Lifespan is a key attribute of a species’ life cycle and varies extensively among major lineages of animals. In fish, lifespan varies by several orders of magnitude, with reported values ranging from less than one year to approximately 400 years. Lifespan information is particularly useful for species management, as it can be used to estimate invasion potential, extinction risk and sustainable harvest rates. Despite its utility, lifespan is unknown for most fish species. This is due to the difficulties associated with accurately identifying the oldest individual(s) of a given species, and/or deriving lifespan estimates that are representative for an entire species. Recently it has been shown that CpG density in gene promoter regions can be used to predict lifespan in mammals and other vertebrates, with variable accuracy across taxa.

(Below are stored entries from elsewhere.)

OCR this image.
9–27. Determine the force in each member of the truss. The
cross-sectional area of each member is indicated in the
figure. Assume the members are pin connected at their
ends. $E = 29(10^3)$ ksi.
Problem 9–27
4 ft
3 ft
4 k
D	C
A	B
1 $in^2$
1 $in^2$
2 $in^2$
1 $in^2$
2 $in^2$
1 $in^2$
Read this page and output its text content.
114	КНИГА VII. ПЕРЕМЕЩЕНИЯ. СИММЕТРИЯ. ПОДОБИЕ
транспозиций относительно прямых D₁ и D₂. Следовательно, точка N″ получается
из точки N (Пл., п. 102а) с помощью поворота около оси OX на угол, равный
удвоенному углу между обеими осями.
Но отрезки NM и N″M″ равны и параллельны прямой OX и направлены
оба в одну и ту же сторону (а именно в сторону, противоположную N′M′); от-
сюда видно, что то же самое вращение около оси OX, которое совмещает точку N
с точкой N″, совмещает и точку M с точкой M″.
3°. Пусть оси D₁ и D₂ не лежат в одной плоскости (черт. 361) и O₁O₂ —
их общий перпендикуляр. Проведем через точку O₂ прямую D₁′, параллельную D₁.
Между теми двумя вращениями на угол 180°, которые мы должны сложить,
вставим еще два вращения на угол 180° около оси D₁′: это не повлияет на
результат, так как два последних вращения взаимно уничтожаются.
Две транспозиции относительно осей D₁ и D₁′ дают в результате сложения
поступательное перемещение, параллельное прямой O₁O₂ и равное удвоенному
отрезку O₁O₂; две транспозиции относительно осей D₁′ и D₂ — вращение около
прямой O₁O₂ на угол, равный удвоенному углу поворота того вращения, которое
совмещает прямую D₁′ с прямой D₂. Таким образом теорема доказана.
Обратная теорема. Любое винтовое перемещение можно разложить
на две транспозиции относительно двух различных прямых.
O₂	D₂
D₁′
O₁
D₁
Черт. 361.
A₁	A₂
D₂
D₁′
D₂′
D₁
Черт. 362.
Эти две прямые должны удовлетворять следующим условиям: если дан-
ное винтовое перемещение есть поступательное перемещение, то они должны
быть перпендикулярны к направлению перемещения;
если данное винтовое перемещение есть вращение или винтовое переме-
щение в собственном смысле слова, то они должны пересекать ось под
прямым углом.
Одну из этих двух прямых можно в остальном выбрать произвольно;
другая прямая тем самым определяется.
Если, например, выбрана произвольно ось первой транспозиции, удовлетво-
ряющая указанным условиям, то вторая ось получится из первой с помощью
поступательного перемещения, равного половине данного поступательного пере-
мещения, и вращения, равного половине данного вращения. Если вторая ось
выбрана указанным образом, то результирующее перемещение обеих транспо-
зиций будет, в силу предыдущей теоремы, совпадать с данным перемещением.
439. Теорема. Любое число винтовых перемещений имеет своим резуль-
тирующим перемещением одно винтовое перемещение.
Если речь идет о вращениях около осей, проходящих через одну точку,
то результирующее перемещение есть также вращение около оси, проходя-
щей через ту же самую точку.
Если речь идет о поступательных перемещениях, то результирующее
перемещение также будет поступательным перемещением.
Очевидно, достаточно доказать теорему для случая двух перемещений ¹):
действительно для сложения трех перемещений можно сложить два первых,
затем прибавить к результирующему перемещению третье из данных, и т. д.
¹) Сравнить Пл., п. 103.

To improve accuracy of lifespan prediction in a non-mammalian vertebrate, here we develop a fish-specific genomic lifespan predictor. Addressing previous issues of low sample size and sequence dissimilarity, we incorporate more than eight times the number of fish species used previously (n = 442) and use fish-specific gene promoters as reference sequences. Our model predicts fish lifespan from genomic CpG density alone (measured as CpG observed/expected ratio), explaining 64 % of the variance between known and predicted lifespans. The results demonstrate the value of promoter CpG density as a universal predictor of fish lifespan that can applied where empirical data are unavailable, or impracticable to obtain.